A turn-of-the-century black silk gown worn by the wife of J.P. Morgan Jr. is shown across the runway from Congresswoman Bella Abzug’s floppy hat and early 1970s maxi coat.
“Style is simple. You wear it. It doesn’t wear you,” explained New York designer Jackie Rogers, whose clients included Kennedy Onassis.

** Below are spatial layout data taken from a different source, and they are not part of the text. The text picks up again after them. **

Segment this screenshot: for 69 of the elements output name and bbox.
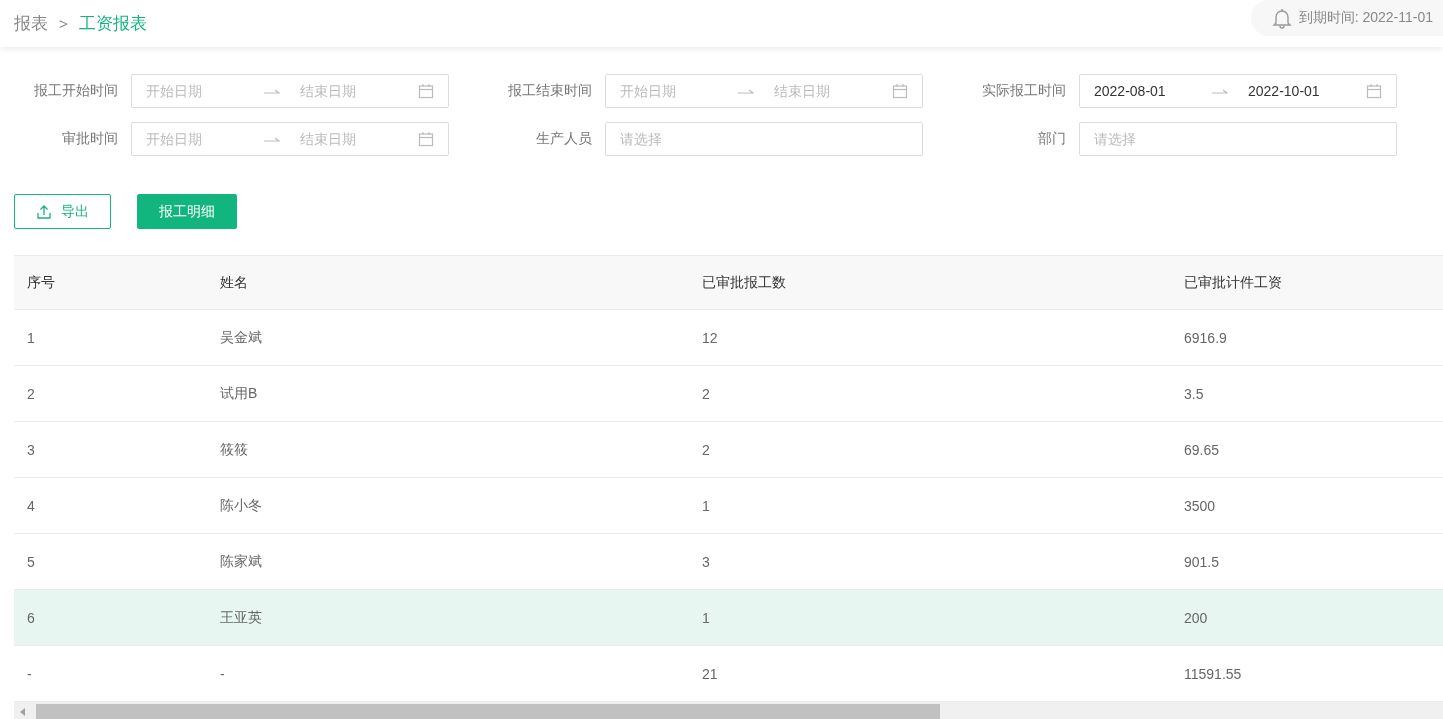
breadcrumb-separator: > xyxy=(59,15,68,32)
table-cell-text: 试用B xyxy=(219,384,259,403)
horizontal-scrollbar[interactable] xyxy=(14,702,1443,719)
filter-label: 部门 xyxy=(1037,130,1066,148)
table-cell-text: 王亚英 xyxy=(219,608,263,627)
date-range-field[interactable]: 开始日期 结束日期 xyxy=(131,74,449,108)
table-cell-text: 2 xyxy=(26,385,36,402)
scroll-left-icon[interactable] xyxy=(20,707,26,716)
date-range-field[interactable]: 开始日期 结束日期 xyxy=(605,74,923,108)
start-date-input[interactable]: 开始日期 xyxy=(146,131,264,147)
filter-label: 报工开始时间 xyxy=(33,82,118,100)
table-cell-text: 陈小冬 xyxy=(219,496,263,515)
table-cell-text: 筱筱 xyxy=(219,440,249,459)
date-range-field[interactable]: 2022-08-01 2022-10-01 xyxy=(1079,74,1397,108)
filter-label: 审批时间 xyxy=(61,130,118,148)
filter-label: 报工结束时间 xyxy=(507,82,592,100)
table-cell-text: 1 xyxy=(701,609,711,626)
table-cell-text: 陈家斌 xyxy=(219,552,263,571)
table-cell-text: 5 xyxy=(26,553,36,570)
table-cell-text: 3.5 xyxy=(1183,385,1205,402)
table-row[interactable]: 6 王亚英 1 200 xyxy=(14,590,1443,646)
table-cell-text: 2 xyxy=(701,385,711,402)
calendar-icon[interactable] xyxy=(1366,83,1382,99)
end-date-input[interactable]: 2022-10-01 xyxy=(1248,83,1366,99)
upload-icon xyxy=(36,204,51,219)
total-cell-text: 11591.55 xyxy=(1183,665,1243,682)
calendar-icon[interactable] xyxy=(418,83,434,99)
start-date-input[interactable]: 2022-08-01 xyxy=(1094,83,1212,99)
select-field[interactable]: 请选择 xyxy=(1079,122,1397,156)
select-field[interactable]: 请选择 xyxy=(605,122,923,156)
scrollbar-thumb[interactable] xyxy=(36,704,940,719)
calendar-icon[interactable] xyxy=(892,83,908,99)
table-cell-text: 吴金斌 xyxy=(219,328,263,347)
column-header: 已审批报工数 xyxy=(701,273,787,292)
table-row[interactable]: 4 陈小冬 1 3500 xyxy=(14,478,1443,534)
table-row[interactable]: 2 试用B 2 3.5 xyxy=(14,366,1443,422)
expiry-text: 到期时间: 2022-11-01 xyxy=(1298,9,1433,27)
filter-label: 实际报工时间 xyxy=(981,82,1066,100)
table-cell-text: 1 xyxy=(26,329,36,346)
bell-icon xyxy=(1270,7,1293,29)
table-cell-text: 12 xyxy=(701,329,719,346)
table-cell-text: 901.5 xyxy=(1183,553,1221,570)
table-cell-text: 6916.9 xyxy=(1183,329,1228,346)
calendar-icon[interactable] xyxy=(418,131,434,147)
table-cell-text: 3 xyxy=(701,553,711,570)
table-row[interactable]: 3 筱筱 2 69.65 xyxy=(14,422,1443,478)
date-range-field[interactable]: 开始日期 结束日期 xyxy=(131,122,449,156)
start-date-input[interactable]: 开始日期 xyxy=(620,83,738,99)
end-date-input[interactable]: 结束日期 xyxy=(300,83,418,99)
table-cell-text: 69.65 xyxy=(1183,441,1221,458)
column-header: 序号 xyxy=(26,273,56,292)
column-header: 姓名 xyxy=(219,273,249,292)
start-date-input[interactable]: 开始日期 xyxy=(146,83,264,99)
table-cell-text: 3500 xyxy=(1183,497,1217,514)
end-date-input[interactable]: 结束日期 xyxy=(300,131,418,147)
total-cell-text: - xyxy=(219,665,226,682)
table-cell-text: 4 xyxy=(26,497,36,514)
filter-label: 生产人员 xyxy=(535,130,592,148)
table-cell-text: 6 xyxy=(26,609,36,626)
breadcrumb-link[interactable]: 报表 xyxy=(14,12,48,35)
table-cell-text: 3 xyxy=(26,441,36,458)
total-cell-text: 21 xyxy=(701,665,719,682)
table-cell-text: 200 xyxy=(1183,609,1209,626)
total-cell-text: - xyxy=(26,665,33,682)
table-row[interactable]: 1 吴金斌 12 6916.9 xyxy=(14,310,1443,366)
column-header: 已审批计件工资 xyxy=(1183,273,1283,292)
table-cell-text: 1 xyxy=(701,497,711,514)
end-date-input[interactable]: 结束日期 xyxy=(774,83,892,99)
table-cell-text: 2 xyxy=(701,441,711,458)
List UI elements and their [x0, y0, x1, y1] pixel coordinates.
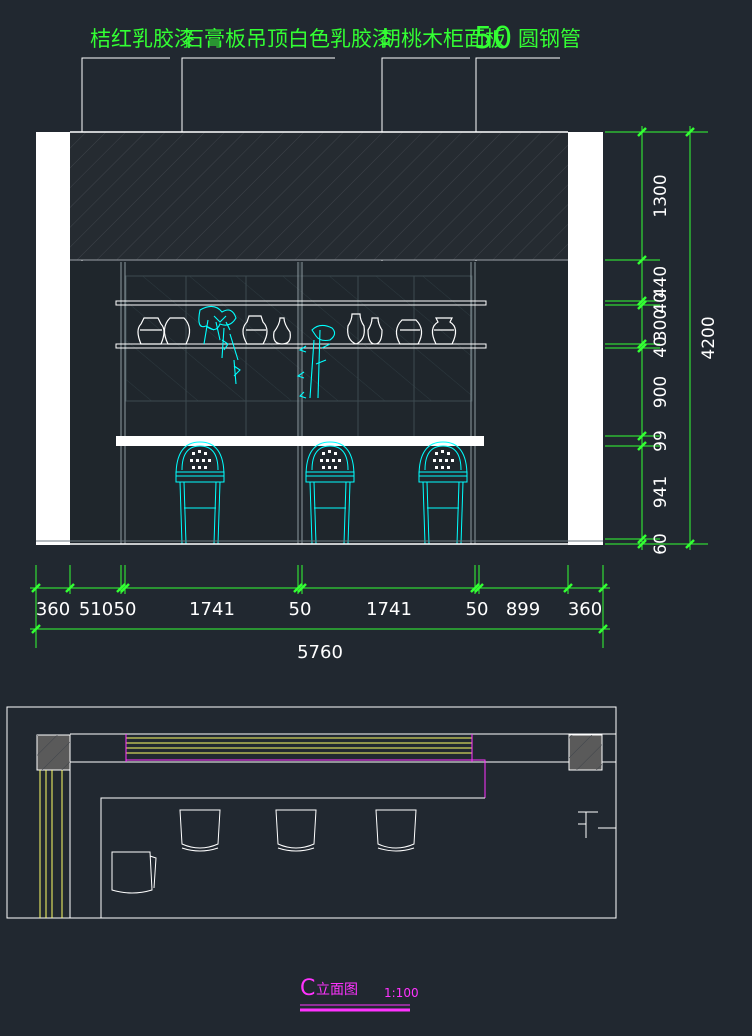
label-steel-pipe-size: 50: [474, 21, 512, 56]
label-ceiling: 石膏板吊顶白色乳胶漆: [183, 27, 393, 51]
title-scale: 1:100: [384, 986, 419, 1000]
dim-h-9: 360: [568, 599, 602, 620]
dim-h-7: 50: [466, 599, 489, 620]
dim-v-5: 40: [651, 336, 671, 358]
dim-v-6: 900: [651, 376, 671, 408]
dim-v-9: 60: [651, 533, 671, 555]
horizontal-dimension-values: 360 510 50 1741 50 1741 50 899 360 5760: [36, 599, 602, 663]
dim-v-1: 1300: [651, 174, 671, 217]
dim-h-2: 510: [79, 599, 113, 620]
bar-counter: [116, 436, 484, 446]
drawing-title: C 立面图 1:100: [300, 976, 419, 1012]
dim-h-4: 1741: [189, 599, 235, 620]
right-column: [568, 132, 603, 545]
label-steel-pipe: 圆钢管: [518, 27, 581, 51]
dim-total-height: 4200: [699, 316, 719, 359]
dim-h-6: 1741: [366, 599, 412, 620]
title-letter: C: [300, 976, 315, 1001]
dim-h-8: 899: [506, 599, 540, 620]
elevation-drawing: 桔红乳胶漆 石膏板吊顶白色乳胶漆 胡桃木柜面板 50 圆钢管 360 510 5…: [6, 21, 719, 1012]
dim-h-5: 50: [289, 599, 312, 620]
label-wall-paint: 桔红乳胶漆: [90, 27, 195, 51]
dim-h-3: 50: [114, 599, 137, 620]
left-column: [36, 132, 70, 545]
dim-v-8: 941: [651, 476, 671, 508]
plan-view: [6, 706, 617, 919]
dim-total-width: 5760: [297, 642, 343, 663]
dim-v-7: 99: [651, 430, 671, 452]
title-text: 立面图: [316, 982, 358, 998]
dim-h-1: 360: [36, 599, 70, 620]
vertical-dimension-values: 1300 440 40 300 40 900 99 941 60 4200: [651, 174, 719, 554]
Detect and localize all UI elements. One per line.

Designer Norman Norell’s sundress for 1960s consumer advocate Betty Furness and singer Marian Anderson’s 1941 gold concert gown with feathers are also featured in the show.
“These are the show stoppers,” Price said. “Here’s the gold handbag that Haile Selassie gave to Jackie, which she should have given back,” she added, referring the gift from the former emperor of Ethiopia to the then first lady.
Jewelry is also featured prominently with designer Carolina Herrera’s blue topaz earrings and legendary Vogue editor Diana Vreeland’s jeweled gold Tiffany pin on display. Art collector Corice Canton Arman explained the story behind her 18-karat gold cuff bracelet with violins and horns done in rubies made by her late husband, the French-born artist Armand Pierre Fernandez.
“Arman used string instruments,” she said. “For him, they were reminiscent of the female body.” Phyllis Magidson, the museum’s curator of costumes and textiles, said there was an art to wearing clothes such as model Betsy Pickering’s 1970s black Halston gown with plunging V neckline.
“You had to have extremely good posture. If you rounded your shoulders, everything would pop out.”